Tutors were paid $2.90 per hour for their service.
Elsewhere at OCCC, employees held a “slumber party” on campus for anyone who didn’t want to attempt to drive home that night through snow drifts caused by a blizzard earlier in the week.
All “slumber partiers” agreed that spending the night was a safer decision because the roads were treacherous, Lela Shidell composer operator, said.
The OKCCC (now OCCC) natatorium — which was the name of the pool area — received a promise by state legislators to fund the installation of a roof over the pool.
The college’s pool was gearing up to host the 1989 Olympic Festival’s aquatic events.
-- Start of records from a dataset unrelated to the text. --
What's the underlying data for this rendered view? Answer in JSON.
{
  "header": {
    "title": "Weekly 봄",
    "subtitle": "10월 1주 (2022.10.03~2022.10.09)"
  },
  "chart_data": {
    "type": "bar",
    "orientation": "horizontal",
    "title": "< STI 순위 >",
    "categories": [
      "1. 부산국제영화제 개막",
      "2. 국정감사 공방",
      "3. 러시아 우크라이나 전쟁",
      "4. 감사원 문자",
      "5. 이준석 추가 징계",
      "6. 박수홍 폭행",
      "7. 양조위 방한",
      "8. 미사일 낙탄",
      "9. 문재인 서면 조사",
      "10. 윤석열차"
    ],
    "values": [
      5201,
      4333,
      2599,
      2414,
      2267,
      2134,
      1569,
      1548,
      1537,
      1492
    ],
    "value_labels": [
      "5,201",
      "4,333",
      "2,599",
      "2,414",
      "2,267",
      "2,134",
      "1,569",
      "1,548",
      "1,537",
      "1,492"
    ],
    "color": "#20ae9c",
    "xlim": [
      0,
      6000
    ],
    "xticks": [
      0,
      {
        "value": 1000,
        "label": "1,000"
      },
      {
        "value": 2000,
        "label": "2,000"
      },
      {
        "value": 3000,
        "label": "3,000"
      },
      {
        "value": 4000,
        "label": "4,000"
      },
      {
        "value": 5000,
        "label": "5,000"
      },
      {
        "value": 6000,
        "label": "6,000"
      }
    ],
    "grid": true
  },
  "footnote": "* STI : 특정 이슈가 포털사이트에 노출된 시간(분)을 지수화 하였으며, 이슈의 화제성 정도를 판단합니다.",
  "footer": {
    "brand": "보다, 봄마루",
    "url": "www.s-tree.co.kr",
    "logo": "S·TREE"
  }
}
“Since the [pool] is such an economical development tool for the whole state, we felt the state should help out in the funding to build it,” acting college President A.L. Taylor said.
Also seeking more money, the college Regents proposed raising tuition for students.
Students were paying $15.10 per credit hour and wanted to raise tuition to $24 per credit hour for in-state students and $70 for those paying out-of-state rates.
Professors Dianne Broyles and Ron Miller, as well as two students, were chosen to represent OKCCC (now OCCC) at the national convention of American Choral Directors in California.
Broyles, professor of Modern Languages, said Miller had to talk her into auditioning by recording her singing onto a cassette tape and sending it in.
However, administration wasn’t singing about the enrollment numbers for the college that had fallen about 2.5 percent.
Enrollment dropped to just under 9,000, Annmarie Shirazi said. Shirazi held many positions at the college including Dean of Planning and Institutional Effectiveness.
She said the enrollment decline may have been due to the college’s new requirement that all students take placement tests to determine which courses they could start in, such as maths, English and sciences.
Also, the college celebrated Black History month with panels and presentations hosted by the African-American Student Association.
A body of a murdered man was found across the street from the college, Ike Sloas, Safety and Security, director said. The victim has been shot.
The college issued warnings to all OCCC students and employees to be safe near the college because there was “an ongoing threat of a homicide.”
“Try not to travel alone, try to stay in well-lit areas and always have your cell phone with you,” Sloas said.
Another body was being studied in the college’s Cadaver Lab by students taking anatomy and biology.
Students respectfully studied the donated body, taking out organs and removing body parts.
“They are people, even though we desentize [ourselves]. It’s all about respect,” one student said.